I must be clairvoyant, because earlier this week I put this picture (a junior team, Lorraine McNamara and Quinn Carpenter) in my last post. Lo and behold, it illustrates something that I had a lesson on yesterday: correct head position on back outside edges.
To help keep aligned on my left back outside edge, I am working on keeping my head up and looking slightly left. (Look how well Lorraine does it!) The head position is key; it helps place the back in the proper position relative to the skate (rather than slightly forward). And this allows for a good strong lean into the circle.
This picture really captures the speed and beauty that is possible on that back outside edge. I imagine it’s like hitting the sweet spot in tennis. Once you’ve found that edge, you can just let the blade carry you and fly.
Even though the positions are strong, there is no tension, no clenching of the muscles, no premature motion towards the next edge. There’s security there, so that one can let go and move with abandon.

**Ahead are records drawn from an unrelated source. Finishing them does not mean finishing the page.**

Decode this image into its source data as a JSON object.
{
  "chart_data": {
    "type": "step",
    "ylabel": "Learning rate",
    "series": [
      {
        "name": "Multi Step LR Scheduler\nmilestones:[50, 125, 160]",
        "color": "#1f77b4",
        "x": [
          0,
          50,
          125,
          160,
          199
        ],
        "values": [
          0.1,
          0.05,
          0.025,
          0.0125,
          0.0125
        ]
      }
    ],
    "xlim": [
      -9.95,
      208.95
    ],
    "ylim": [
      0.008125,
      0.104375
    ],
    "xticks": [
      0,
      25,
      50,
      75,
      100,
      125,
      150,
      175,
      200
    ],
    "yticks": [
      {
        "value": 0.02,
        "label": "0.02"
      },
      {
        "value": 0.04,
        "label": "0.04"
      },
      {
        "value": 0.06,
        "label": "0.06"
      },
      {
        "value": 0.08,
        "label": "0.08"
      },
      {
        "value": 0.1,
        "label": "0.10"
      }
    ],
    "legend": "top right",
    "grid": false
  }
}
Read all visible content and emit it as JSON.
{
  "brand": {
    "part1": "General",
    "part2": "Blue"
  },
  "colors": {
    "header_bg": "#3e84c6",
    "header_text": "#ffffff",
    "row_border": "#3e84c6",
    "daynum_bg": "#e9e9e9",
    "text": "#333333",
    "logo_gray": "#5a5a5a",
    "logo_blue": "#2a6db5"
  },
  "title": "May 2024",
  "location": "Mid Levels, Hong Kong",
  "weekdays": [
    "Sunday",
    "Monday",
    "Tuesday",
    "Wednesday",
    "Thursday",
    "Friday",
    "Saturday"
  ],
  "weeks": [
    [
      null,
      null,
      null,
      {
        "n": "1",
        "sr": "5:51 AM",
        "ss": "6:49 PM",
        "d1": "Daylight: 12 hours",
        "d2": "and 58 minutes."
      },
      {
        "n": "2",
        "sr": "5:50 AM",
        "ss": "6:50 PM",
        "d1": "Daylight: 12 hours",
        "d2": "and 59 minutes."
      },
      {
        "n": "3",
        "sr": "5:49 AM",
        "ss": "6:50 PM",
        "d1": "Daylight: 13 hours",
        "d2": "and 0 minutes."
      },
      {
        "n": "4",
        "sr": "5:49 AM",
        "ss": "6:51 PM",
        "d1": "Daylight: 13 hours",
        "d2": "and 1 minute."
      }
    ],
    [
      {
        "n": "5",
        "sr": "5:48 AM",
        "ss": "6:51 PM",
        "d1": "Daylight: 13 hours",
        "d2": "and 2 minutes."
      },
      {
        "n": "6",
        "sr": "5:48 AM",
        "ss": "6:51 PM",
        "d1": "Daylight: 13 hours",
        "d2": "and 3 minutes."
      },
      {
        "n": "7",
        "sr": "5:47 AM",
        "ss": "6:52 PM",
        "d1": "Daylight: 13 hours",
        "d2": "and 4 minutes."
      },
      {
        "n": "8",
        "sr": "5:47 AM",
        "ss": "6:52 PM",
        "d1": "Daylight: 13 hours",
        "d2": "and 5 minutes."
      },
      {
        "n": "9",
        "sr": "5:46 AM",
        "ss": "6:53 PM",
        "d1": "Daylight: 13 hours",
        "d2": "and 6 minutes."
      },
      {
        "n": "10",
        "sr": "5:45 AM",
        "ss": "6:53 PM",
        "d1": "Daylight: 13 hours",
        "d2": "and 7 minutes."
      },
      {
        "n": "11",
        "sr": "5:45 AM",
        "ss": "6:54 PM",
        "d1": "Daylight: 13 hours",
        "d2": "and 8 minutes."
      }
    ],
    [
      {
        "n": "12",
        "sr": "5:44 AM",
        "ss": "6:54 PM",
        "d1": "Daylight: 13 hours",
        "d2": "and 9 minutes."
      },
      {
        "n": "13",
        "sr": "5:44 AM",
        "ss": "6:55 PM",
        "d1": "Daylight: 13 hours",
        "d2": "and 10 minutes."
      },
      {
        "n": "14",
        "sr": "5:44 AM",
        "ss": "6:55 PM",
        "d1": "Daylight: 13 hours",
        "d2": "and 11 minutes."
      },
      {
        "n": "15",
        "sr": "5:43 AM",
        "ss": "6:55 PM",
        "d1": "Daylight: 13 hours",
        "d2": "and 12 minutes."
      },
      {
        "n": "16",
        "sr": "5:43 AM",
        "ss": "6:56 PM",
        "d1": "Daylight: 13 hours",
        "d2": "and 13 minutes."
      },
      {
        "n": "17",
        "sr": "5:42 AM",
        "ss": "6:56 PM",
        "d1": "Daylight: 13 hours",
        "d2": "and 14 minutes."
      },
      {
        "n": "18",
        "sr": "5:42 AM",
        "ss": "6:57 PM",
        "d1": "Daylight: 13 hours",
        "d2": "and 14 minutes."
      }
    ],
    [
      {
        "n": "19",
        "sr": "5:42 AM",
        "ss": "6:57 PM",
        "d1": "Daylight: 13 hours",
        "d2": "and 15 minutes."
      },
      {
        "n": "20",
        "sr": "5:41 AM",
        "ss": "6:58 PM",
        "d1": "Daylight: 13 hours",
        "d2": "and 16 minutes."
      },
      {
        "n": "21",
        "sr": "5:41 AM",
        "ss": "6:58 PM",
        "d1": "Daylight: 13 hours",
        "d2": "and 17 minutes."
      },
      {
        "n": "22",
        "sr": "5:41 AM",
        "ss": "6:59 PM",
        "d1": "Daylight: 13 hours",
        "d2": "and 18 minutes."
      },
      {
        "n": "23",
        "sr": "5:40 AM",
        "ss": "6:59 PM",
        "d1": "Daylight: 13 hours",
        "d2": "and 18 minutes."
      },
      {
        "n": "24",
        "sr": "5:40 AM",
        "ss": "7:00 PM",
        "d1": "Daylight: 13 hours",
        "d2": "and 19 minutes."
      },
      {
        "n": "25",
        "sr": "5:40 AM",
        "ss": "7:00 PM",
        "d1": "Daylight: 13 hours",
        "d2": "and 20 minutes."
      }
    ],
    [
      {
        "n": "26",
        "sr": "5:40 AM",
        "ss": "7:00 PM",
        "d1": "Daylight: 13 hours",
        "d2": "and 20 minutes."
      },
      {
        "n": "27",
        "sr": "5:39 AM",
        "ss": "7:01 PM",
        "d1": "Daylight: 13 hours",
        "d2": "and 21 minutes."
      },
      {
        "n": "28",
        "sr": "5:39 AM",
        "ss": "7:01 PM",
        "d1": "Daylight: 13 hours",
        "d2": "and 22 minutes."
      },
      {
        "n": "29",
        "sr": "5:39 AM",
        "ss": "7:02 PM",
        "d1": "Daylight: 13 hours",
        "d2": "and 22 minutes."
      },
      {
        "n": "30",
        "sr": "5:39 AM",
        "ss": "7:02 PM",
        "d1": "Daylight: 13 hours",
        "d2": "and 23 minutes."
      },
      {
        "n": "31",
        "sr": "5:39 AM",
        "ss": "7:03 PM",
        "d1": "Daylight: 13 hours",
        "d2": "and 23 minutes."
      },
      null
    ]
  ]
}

I could just sit and look at this picture all day. Poetry in motion!
I spent some time this week just cruising on these back outside edges, feeling like they could go on forever. It was a nice change from the anxious feeling that I sometimes have both on and off the ice. Whenever I am unsure of what I’m doing, I often add the problem of rushing from one thing to another. For instance, I magnify the difficulty of three-turns by turning early. Or I spend spending much of my time on each edge thinking ahead to the next step, especially if it’s a challenging mohawk or choctaw.
“You don’t like that edge,” Ari sometimes observes of my left forward inside edge. It’s taken a while to get past my first response (simply agreeing “no, I really don’t like that edge,” or even worse, the snarky “well, duh!”) and to understand what this really means: that I’m supposed to like my edges. I’m supposed to enjoy the feeling of being on each edge. It’s supposed to be fun, not just correct. It’s like that James Taylor song:
Another way of putting is: “Wherever you go, there you are.” Used to be a funny line from Buckaroo Banzai before it became a mindfulness mantra.
The thing is, it is fun (especially when I’m not so worried about it and really get into the edge). It’s a wonderful feeling, that the deep swoopy glide that comes when you’re really really into the skate. There is a natural sinking into or rising of the knee, and the action of the entire body is strong yet fluid: no ossification here! (I just wanted to use that word for the benefit of my friends Jeff, Karen, Terri, and Doug.)
For freeskaters, it’s that outside back edge that happens when you nail the landing on a jump. For ice dancers, this should happen on–well, just about everything! Some illustrations:
I know that these are polished performers, but I can’t help but think that the thrill on their faces actually comes from the pleasure of doing those edges so well.
There are a lot of wonders in life, but there really isn’t any other feeling in the world quite like being into the ice.